J'ai lu ce roman en une fois, vite embarqué dans les aventures trépidantes de ce jeune garçon qui me fait penser à une Cosette version garçon mélangé à un Aladdin indien, en ce sens où c'est un "prince parmi les voleurs" au bon fond, qui s'embarque pour une épopée digne du "Voyage autour de la terre en 80 jours", à plus petite échelle. Boy/Danny/Dandid est également atteint de mutisme psychogène ( une forme de mutisme d'origine psychologique). Orphelin, exploité, privatisé et vêtu de haillons, c'est un jeune garçon qui se débrouille pour survivre à une époque où les enfants sont totalement privés de droits. Qui plus est, il est étranger, ce qui lui vaut un surplus d'injures et encore moins de considérations, dans un pays marqué par l'élitisme anglo-saxon ( évidement, nous sommes en sol anglais). Une époque également marqué par une certaine maltraitance animalière, où les animaux exotiques sont vendus comme des objets dans les zoos ou les cirques, et où leur vie n'est pas toujours facile.
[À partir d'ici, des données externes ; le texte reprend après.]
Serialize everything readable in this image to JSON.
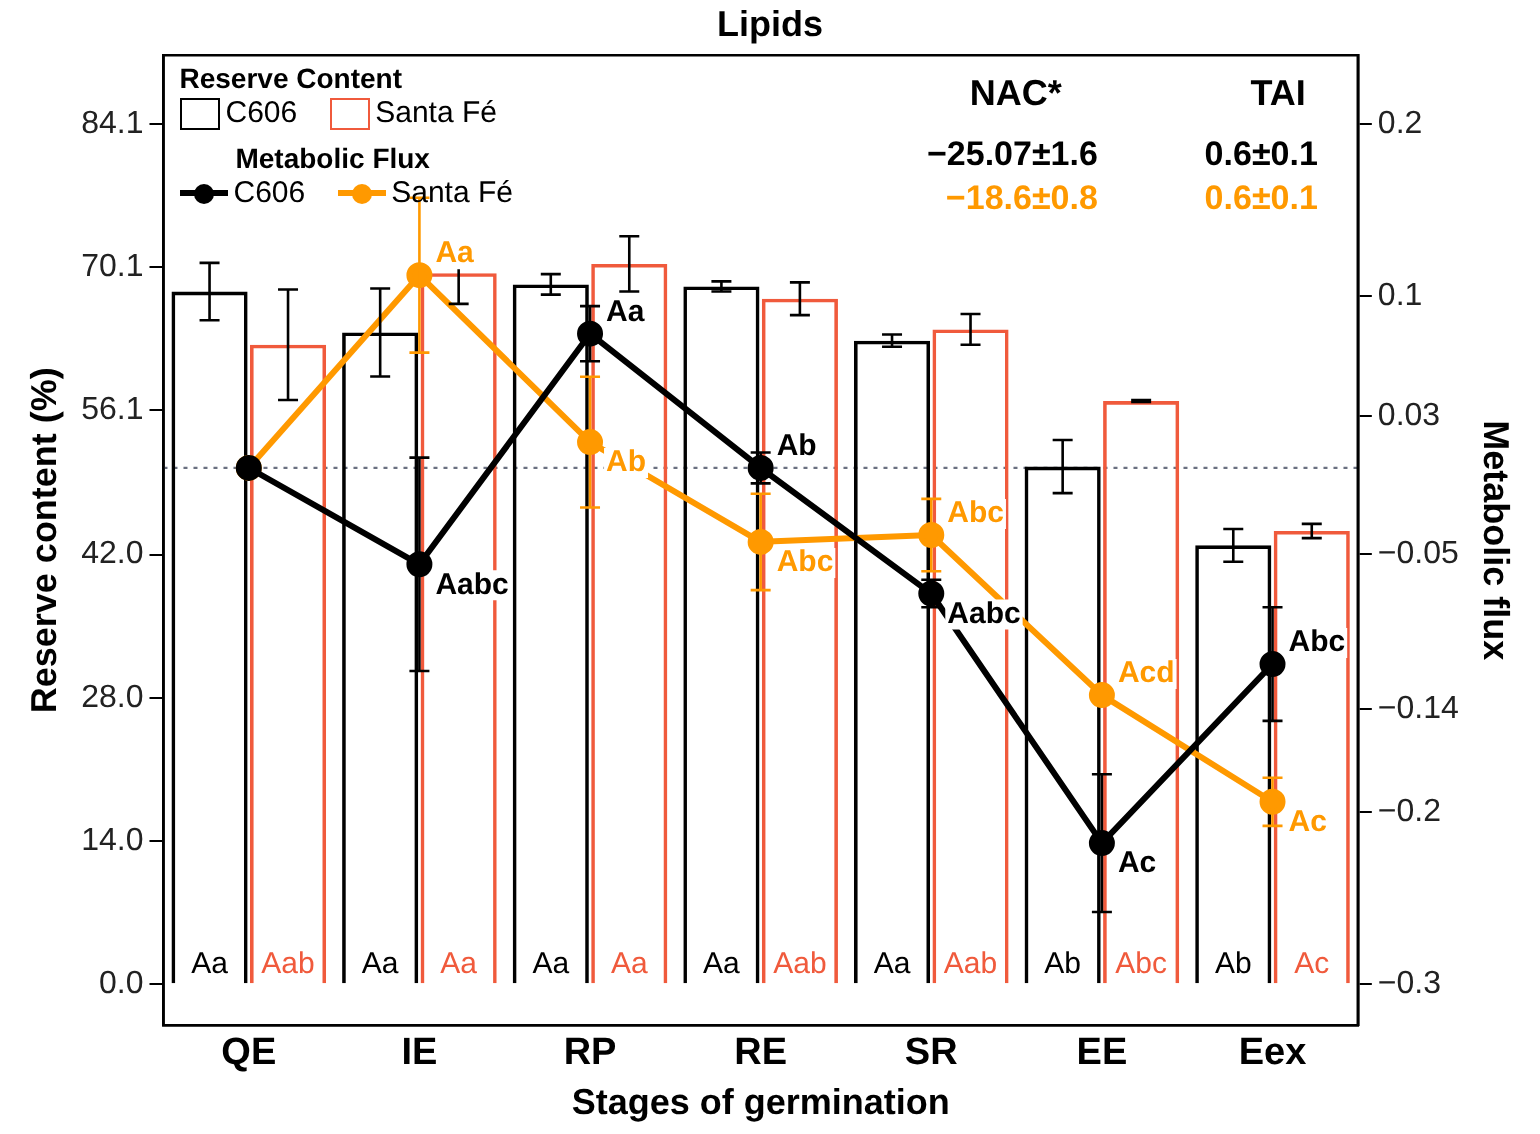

Ce roman me rappelle également l'histoire touchante du roman "De l'eau pour les éléphant", aussi beau en roman qu'en film, d'ailleurs, dans lequel un vétérinaire se lie d'amitié avec une éléphante de cirque elle aussi sujette à des sévices physiques et psychologiques. Nous sommes à une époque où pour certaines brutes déguisés en gentleman, les animaux ne sont bons qu'à servir le plaisir de l'homme. On y traitera notamment de la chasse, des méthodes cruelles pratiquées par certains cirques. Mais rien de très grave, nous restons dans les limites qu'impose la littérature jeunesse. Néanmoins, on est vite gagné par des sentiments comme l'indignation, la colère et le mépris pour ces hommes cupides dépourvu d'humanité. Heureusement, tout fini bien.


Cette histoire est d'autant plus surprenante qu'elle est tirée de faits réels. Jameson ( de son vrai nom Jamison) a existé, Maharadjah aussi. Cet éléphant, originaire d'Asie, a bel et bien détruit un wagon et du faire la route à pied jusqu'à Belle-vue et a séduit une génération d'anglais.


J'apprécie la rigueur psychologique de ce récit. On sens que Boy est traumatisé à un certain niveau. Il déteste le contact physique, est devenu muet, est toujours très peu confiant et semble resté en mode "survie" malgré les nouvelles conditions de sa vie de dompteur d'éléphant. Son processus psychologique et sa résilience sont crédibles.


Jameson m'aura fait rire avec son sens du théâtre, ses idées délirantes et son exceptionnel sens de la publicité. Son espoir naif et sa foi en ses projets me rappelle Walt Disney, en un sens. Quand aux autres personnages, ils habitent bien le récit et ont des personnalités variés. Maharadjah aussi a une personnalité adorable, qui s'exprime bien à travers ses sons et ses réactions.


Le tout est assez fluide et agréable à lire, dans un style élégant, coloré et addictif. C'est avant-tout un récit d'aventure, ponctué de drames assez émotifs et aussi de polar, avec cette enquête parallèle sur le gang de la Fraternité de Leith, composé de voleurs d'enfants et vendeurs de drogues.


J'ai trouvé ce roman aussi touchant que trépidant, dans une Angleterre victorienne marqué par la presse sensationnaliste, la disparité de classes sociales et la traite des animaux.
Une histoire sur l'espoir, l'amitié et la collaboration.


Pour les profs: comporte certaines scènes de violence comme des sévices , des bagarres et de la cruauté animale. Je réfèrerais donc ce livre aux lecteurs de plus de 11 ans. C'est cependant un bon récit pour aborder les orphelins exploités et la cruauté animalière auprès des jeunes.